For the week, September silver lost 37.8 cents. The COT report revealed that managed money added 615 contracts to their long positions and added a massive 8,525 to their short positions. Commercial interests added 72 contracts to their long positions and also added 2,149 to their short positions. As of the latest report, managed money is short silver by a ratio of 1.16:1, which is a complete reversal from the previous week when they were long by 1.02:1. Two weeks ago managed money was long silver by a ratio of 1.24:1 and three weeks ago by a ratio of 4.12:1, which was the high reading for 2015. 

We cannot recall a time in which managed money has ever been short silver and this includes 2014 when silver made a major low in the mid $14 range.

We have discovered that certain currency futures COT stats appear to be inaccurate and therefore we will not publish these. The currencies in question are the British pound, Swiss franc and dollar index. Once the inaccuracies have been resolved, we will publish the correct numbers.

Canadian dollar:

For the week, the September Canadian dollar lost 38 pips. The COT report revealed that leverage funds liquidated 3,904 of their long positions and also liquidated 389 of their short positions. As of the latest report, leverage funds are short the Canadian dollar by a ratio of 3.06:1, which is a jump from the previous week of 2.17:1, and slightly above the ratio of two weeks ago of 3.03:1.

Australian dollar:

For the week, the September Australian dollar lost 1.10 cents. The COT report revealed that leverage funds liquidated 2,092 of their long positions and added 29 to their short positions.

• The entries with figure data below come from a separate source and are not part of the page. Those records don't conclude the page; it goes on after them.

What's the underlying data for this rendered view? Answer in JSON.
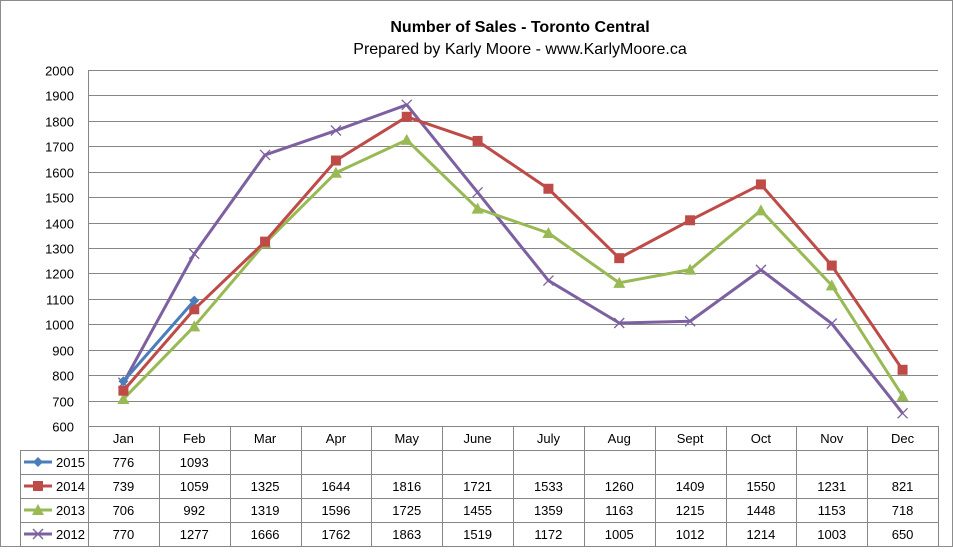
{
  "chart_data": {
    "type": "line",
    "title": "Number of Sales - Toronto Central",
    "subtitle": "Prepared by Karly Moore - www.KarlyMoore.ca",
    "categories": [
      "Jan",
      "Feb",
      "Mar",
      "Apr",
      "May",
      "June",
      "July",
      "Aug",
      "Sept",
      "Oct",
      "Nov",
      "Dec"
    ],
    "ylim": [
      600,
      2000
    ],
    "yticks": [
      600,
      700,
      800,
      900,
      1000,
      1100,
      1200,
      1300,
      1400,
      1500,
      1600,
      1700,
      1800,
      1900,
      2000
    ],
    "grid": true,
    "legend_placement": "data-table-left",
    "series": [
      {
        "name": "2015",
        "color": "#4a7ebb",
        "marker": "diamond",
        "values": [
          776,
          1093,
          null,
          null,
          null,
          null,
          null,
          null,
          null,
          null,
          null,
          null
        ]
      },
      {
        "name": "2014",
        "color": "#be4b48",
        "marker": "square",
        "values": [
          739,
          1059,
          1325,
          1644,
          1816,
          1721,
          1533,
          1260,
          1409,
          1550,
          1231,
          821
        ]
      },
      {
        "name": "2013",
        "color": "#98b954",
        "marker": "triangle",
        "values": [
          706,
          992,
          1319,
          1596,
          1725,
          1455,
          1359,
          1163,
          1215,
          1448,
          1153,
          718
        ]
      },
      {
        "name": "2012",
        "color": "#7d60a0",
        "marker": "x",
        "values": [
          770,
          1277,
          1666,
          1762,
          1863,
          1519,
          1172,
          1005,
          1012,
          1214,
          1003,
          650
        ]
      }
    ]
  }
}
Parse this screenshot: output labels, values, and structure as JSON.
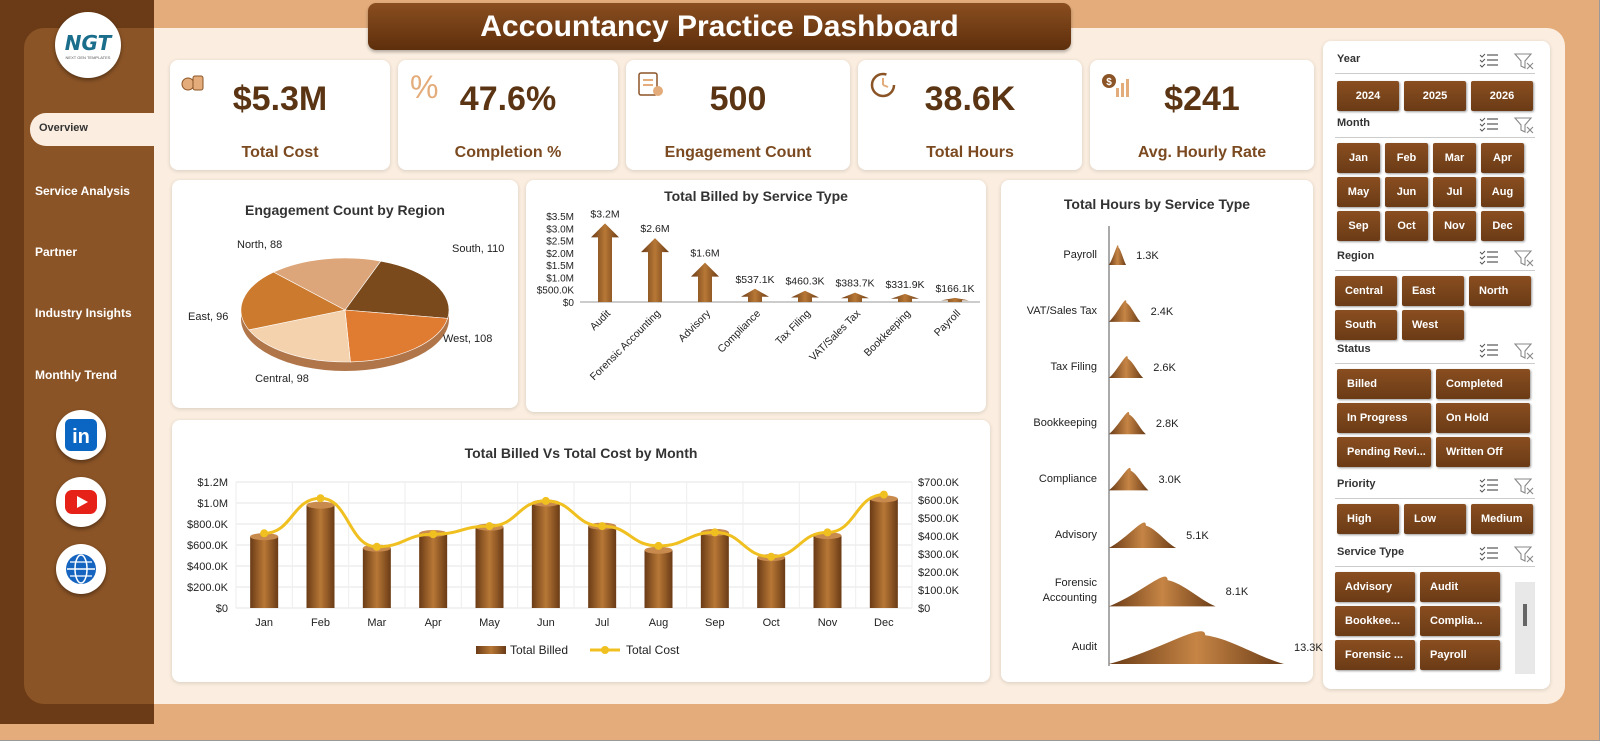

As of the latest report, leverage funds are short the Australian dollar by a ratio of 2.41:1, which is a large jump from the previous week of 1.58:1, and slightly above the ratio of two weeks ago of 2.30:1.

Swiss Franc:

For the week, the September Swiss franc loss 2.31 cents.

British Pound:

For the week, the September British pound lost 1.48 cents.

Euro:

For the week, the September euro lost 1.94 cents. The COT report revealed that leverage funds liquidated 16,020 of their long positions and also liquidated 3,354 of their short positions. As of the latest report, leverage funds are short the euro by a ratio of 1.97:1, which is an increase from the previous week of 1.52:1, but down from the ratio two weeks ago of 3.18:1.

Yen:

For the week, the September yen lost 78 pips. The COT report revealed that leverage funds liquidated 25,405 contracts of their long positions and liquidated 2,193 of their short positions. As of the latest report, leverage funds are short the yen by a ratio of 7.00:1, which is a 150% increase from the previous week of 3.01:1, and above the ratio of two weeks ago of 5.93:1.

Dollar index:

For the week, the September dollar index advanced 1.38 points.

For the month of June through June 26, the September British pound is the out performer with a gain of 2.84%, September euro +1.65%, September Canadian dollar +1.05%, September Swiss franc +0.61%, September yen +0.14%, September Australian dollar -0.37%, September dollar index -1.56%.

Thus far in the second quarter, the September British pound is the out performer with a gain of 5.97%, September Swiss franc +4.11%, September euro +3.80%, September Canadian dollar +2.94%, September Australian dollar +0.53%, September dollar index -3.06%, September yen -3.29%.

S&P 500 (250 x):

For the week, the September S&P 500 futures contract lost 2.00 points. The COT report revealed that leverage funds liquidated 6,456 of their long positions also liquidated 10,848 of their short positions. As of the latest report, leverage funds are short the S&P 500 futures contract by a ratio of 1.13:1, which is down from the previous week of 1.51:1 and the ratio two weeks ago of 1.56:1.

S&P 500 E mini: On June 23 the September S&P 500 E mini generated a short-term buy signal, which reversed the June 8 short-term sell signal. The September S&P 500 E mini remains on intermediate-term buy signal.

10 Year Treasury Note:

For the week, the September 10 year note lost 1-18. The COT report revealed that leverage funds added 31,190 contracts to their long positions and liquidated 1,999 of their short positions. As of the latest report, leverage funds are short the 10 year note by a ratio of 1.51:1, which is down from the previous week of 1.69:1, but up from the ratio of two weeks ago of 1.32:1.